While the word חנוך came to mean “educate,” its core multiple textures of meanings slant more toward “to dedicate” or “to initiate” (as we saw when we went on our Jastrow journey!). And the Piaseczner Rebbe tells us that it relates to the realm of craftsmanship. He explains that the root חנך refers to both doing the craft, and the process of readying the apprentice craftsman to learn that craft, or, in his language, readying the apprentice craftsman to “teach himself the craft by means of his teacher’s guidance.” 

He then goes deep inside that word, and, with Rashi’s help, focuses on the way in which being mechanech (i.e., “educating”) someone is, essentially, to bring out in them the dispositions they need to do the work—whatever the work is—be it learning the craft of shoemaking or carpentry, or the work of being a crafter of one’s life, or one’s tradition:

The term chinukh applies to the readying for a craft which is within the inner potential of a person to do; or the readying of a house or a vessel for a particular purpose. The word chinuch is specific. It is said about bringing out the readiness that is in a person or a thing from the potential to the actual. If we do not bring it out, it will stay hidden. So we need to bring out and ready (lechanekh) a particular person to do a particular craft, or a house or a vessel for its use—every room for the use for which it is meant, and every vessel for the use for which it was meant.

This, he says, is the essence of chinuch, education as a practice or a craft. It’s not about transmitting information, and it’s not about trying to shape the student’s behavior, even toward the doing of good deeds. It is about readying students to find the particular disposition, the particular way of being, that lives inside of them, their unique purpose. This is the kind of learning, the Piaseczner Rebbe argues, that ensures the second half of the verse in Proverbs: גם כי יזקין לא יסור ממנה—”so that also in his old age he will not turn from it.” Learning that happens like craftsmanship, learning that grounds us in who we actually are and what we uniquely bring, that is the kind of learning that will never depart from us. 

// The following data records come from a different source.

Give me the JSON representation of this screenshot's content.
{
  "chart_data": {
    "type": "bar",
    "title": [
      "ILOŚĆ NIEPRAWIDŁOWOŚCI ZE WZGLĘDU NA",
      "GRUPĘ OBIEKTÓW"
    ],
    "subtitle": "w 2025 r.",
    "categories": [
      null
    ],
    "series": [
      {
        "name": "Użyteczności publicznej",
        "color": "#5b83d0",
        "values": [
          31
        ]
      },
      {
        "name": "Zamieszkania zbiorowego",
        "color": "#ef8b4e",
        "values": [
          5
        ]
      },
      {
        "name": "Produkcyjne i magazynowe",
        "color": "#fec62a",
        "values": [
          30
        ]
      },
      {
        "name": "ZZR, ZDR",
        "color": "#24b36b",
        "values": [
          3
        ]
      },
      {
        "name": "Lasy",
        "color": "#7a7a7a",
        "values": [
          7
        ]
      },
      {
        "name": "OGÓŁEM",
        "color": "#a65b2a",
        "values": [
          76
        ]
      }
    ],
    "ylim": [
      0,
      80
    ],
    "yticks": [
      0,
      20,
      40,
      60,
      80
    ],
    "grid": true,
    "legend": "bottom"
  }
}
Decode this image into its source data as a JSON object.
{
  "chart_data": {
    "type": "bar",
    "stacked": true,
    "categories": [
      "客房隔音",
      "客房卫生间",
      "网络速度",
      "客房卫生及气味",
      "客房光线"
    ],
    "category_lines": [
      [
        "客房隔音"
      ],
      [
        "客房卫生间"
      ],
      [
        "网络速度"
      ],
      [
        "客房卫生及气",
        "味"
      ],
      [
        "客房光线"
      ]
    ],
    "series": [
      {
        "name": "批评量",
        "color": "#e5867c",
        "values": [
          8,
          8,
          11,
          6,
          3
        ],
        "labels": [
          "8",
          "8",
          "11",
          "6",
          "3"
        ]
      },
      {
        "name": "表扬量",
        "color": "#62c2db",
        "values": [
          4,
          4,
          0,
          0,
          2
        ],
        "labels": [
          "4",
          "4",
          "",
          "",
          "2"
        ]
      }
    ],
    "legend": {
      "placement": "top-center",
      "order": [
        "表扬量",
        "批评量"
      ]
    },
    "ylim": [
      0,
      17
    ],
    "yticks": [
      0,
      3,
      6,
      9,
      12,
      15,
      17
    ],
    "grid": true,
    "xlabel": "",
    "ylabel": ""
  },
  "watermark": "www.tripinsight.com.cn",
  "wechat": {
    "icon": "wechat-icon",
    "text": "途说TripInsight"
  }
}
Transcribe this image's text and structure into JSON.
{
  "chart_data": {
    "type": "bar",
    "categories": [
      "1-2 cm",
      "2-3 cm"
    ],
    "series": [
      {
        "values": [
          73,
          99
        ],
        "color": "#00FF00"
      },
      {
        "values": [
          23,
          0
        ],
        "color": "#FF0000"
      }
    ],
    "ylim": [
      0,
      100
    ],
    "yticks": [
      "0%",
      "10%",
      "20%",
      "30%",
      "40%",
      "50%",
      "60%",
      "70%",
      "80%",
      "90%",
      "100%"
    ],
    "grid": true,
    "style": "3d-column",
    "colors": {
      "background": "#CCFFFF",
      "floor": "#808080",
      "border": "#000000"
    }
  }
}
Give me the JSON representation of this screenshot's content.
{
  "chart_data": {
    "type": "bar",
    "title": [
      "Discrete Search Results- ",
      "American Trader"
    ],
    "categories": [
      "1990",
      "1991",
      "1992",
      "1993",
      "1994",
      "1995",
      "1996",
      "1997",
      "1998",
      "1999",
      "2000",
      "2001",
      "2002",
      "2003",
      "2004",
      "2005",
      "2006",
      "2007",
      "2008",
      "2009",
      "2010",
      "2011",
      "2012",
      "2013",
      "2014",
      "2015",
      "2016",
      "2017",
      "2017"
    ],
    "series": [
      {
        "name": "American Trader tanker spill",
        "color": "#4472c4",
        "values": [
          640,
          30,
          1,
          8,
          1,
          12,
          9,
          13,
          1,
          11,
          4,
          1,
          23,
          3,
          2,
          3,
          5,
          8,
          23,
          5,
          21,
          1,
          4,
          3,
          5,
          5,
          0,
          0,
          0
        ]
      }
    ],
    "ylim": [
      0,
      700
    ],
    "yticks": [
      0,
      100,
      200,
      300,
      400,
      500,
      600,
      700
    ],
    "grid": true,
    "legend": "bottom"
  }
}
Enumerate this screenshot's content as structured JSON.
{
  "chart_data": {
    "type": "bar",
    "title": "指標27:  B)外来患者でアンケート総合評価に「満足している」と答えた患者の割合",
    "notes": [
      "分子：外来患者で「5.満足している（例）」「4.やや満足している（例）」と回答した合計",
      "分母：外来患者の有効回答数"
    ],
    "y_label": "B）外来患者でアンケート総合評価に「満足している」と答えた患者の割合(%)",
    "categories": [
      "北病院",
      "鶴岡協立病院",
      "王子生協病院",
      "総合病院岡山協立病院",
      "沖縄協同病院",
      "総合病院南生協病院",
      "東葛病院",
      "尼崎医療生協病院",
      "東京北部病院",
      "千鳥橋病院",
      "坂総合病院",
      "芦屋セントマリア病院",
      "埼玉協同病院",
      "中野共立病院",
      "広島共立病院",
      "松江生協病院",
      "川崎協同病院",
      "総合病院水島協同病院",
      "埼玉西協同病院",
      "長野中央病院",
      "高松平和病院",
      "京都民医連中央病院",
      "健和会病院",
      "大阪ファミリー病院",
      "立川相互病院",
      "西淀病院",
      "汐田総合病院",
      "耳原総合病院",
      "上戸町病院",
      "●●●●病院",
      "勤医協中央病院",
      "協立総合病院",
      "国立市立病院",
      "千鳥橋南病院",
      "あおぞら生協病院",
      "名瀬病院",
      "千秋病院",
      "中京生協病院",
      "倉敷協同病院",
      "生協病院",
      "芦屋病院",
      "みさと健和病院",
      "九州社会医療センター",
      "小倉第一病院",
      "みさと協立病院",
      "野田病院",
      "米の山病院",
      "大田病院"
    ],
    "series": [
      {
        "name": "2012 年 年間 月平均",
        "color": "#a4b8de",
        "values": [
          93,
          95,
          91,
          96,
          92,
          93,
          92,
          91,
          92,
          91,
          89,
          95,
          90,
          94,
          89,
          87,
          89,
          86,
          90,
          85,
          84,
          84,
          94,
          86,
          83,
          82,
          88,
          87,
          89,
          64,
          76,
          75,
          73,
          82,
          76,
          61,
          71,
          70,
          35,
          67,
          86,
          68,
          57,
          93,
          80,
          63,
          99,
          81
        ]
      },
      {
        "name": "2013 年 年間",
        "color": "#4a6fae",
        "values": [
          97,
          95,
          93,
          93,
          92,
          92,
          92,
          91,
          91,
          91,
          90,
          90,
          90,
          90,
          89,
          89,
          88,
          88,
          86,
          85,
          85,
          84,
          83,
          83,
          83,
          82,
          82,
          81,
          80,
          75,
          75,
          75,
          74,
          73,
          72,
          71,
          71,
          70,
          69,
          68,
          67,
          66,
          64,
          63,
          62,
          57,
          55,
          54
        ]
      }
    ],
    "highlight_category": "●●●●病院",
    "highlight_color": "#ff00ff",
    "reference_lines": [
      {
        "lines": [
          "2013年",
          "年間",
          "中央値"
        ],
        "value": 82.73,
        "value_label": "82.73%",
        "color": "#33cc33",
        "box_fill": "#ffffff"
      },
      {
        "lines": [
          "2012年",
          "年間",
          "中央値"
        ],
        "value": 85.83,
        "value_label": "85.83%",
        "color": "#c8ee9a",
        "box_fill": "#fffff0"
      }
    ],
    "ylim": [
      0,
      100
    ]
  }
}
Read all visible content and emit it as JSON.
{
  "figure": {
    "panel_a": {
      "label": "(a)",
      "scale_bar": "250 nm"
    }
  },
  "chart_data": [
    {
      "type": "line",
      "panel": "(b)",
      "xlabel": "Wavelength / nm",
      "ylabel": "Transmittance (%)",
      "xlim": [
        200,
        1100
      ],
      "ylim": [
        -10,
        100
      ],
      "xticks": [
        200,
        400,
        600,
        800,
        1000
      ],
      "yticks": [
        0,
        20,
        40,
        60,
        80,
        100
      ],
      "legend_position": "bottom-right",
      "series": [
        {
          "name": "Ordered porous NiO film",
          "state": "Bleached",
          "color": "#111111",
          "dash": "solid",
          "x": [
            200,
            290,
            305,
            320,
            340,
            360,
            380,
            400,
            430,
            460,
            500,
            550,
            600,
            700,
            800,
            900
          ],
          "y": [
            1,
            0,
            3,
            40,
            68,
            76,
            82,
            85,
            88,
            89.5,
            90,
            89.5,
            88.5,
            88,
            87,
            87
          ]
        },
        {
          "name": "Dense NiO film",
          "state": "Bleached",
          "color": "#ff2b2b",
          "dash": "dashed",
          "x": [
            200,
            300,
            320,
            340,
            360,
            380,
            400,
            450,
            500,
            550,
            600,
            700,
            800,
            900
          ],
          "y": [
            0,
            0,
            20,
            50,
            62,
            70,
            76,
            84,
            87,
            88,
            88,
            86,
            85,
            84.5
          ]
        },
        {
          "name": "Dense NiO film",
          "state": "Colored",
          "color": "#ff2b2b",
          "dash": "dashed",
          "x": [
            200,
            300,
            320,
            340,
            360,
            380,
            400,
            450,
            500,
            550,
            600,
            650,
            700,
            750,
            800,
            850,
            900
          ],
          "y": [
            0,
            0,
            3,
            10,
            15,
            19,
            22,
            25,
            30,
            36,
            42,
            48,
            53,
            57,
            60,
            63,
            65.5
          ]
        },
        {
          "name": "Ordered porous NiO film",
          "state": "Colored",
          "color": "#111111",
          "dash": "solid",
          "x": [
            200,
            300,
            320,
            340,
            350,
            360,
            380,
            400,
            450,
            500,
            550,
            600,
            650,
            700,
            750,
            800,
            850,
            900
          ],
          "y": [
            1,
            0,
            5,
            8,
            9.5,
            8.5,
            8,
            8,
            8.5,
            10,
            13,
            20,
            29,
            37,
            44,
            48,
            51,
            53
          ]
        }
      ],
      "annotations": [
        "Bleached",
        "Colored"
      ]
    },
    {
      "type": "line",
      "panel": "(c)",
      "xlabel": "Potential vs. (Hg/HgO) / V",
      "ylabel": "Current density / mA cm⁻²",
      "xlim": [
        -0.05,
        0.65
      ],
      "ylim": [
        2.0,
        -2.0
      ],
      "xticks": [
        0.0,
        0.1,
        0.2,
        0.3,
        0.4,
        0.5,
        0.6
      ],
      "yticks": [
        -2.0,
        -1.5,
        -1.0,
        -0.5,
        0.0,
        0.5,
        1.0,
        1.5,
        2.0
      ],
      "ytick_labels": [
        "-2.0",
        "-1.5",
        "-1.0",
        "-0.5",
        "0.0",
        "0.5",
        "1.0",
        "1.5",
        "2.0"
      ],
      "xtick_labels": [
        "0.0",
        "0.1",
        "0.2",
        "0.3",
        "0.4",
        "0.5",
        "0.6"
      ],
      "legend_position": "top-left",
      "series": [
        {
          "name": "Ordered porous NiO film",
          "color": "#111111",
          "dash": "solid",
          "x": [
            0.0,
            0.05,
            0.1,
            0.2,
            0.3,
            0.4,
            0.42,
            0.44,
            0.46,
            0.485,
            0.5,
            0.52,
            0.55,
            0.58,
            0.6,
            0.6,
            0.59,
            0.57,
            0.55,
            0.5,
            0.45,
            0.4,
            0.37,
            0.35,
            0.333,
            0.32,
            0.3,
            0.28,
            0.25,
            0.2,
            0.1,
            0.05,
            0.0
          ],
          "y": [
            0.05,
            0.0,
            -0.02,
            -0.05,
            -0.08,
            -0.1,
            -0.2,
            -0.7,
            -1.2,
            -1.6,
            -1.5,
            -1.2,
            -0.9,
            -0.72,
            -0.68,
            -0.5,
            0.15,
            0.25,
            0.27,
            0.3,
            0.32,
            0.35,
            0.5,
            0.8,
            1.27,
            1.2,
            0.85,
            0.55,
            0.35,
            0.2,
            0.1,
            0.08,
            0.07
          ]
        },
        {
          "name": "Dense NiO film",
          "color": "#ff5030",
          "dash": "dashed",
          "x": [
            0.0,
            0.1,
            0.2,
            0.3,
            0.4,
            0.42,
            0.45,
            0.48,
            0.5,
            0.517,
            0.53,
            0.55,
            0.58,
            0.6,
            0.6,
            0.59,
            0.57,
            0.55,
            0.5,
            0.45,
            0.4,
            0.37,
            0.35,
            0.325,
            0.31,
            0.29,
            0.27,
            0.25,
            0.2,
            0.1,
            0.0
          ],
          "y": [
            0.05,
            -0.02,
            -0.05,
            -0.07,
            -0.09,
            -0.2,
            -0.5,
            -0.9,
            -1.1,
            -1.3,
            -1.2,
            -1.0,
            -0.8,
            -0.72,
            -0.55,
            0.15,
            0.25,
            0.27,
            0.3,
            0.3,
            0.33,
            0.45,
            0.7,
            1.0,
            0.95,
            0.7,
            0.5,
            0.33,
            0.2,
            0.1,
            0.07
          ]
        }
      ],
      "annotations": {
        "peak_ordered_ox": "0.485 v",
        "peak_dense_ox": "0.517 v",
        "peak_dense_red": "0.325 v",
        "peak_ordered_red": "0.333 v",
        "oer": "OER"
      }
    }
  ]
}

Without a doubt, the Piaseczner Rebbe’s teaching here sets a high bar. But at the same time, it felt so familiar to us when we read it, and so affirming of our understanding of what the Talmud is trying to do—or at least one of the things the Talmud is trying to do: to shape us into the kinds of people who…the kinds of people who are deeply empathic, profoundly connected to one another, who can hold their truths lightly, who can tolerate and appreciate the messiness of life, with all of its contradictions, paradoxes, uncertainties, complexities, and unknowns, who can see that which is hidden and not apparent, who will be challenging rather than compliant and active rather than passive in the pursuit of justice and liberation for all people.

To ready a person for that work, to help them develop the dispositions necessary to do that work, is what it means to teach. This is the curriculum of the Talmud. And to nurture and practice the living out of those dispositions is the enterprise of the bet midrash. This is the craft of learning and teaching. This Chanukah, may we all dedicate and rededicate ourselves to this practice of chinuch, the craft of truly shaping ourselves—and each other—so that our Torah stays with us forever.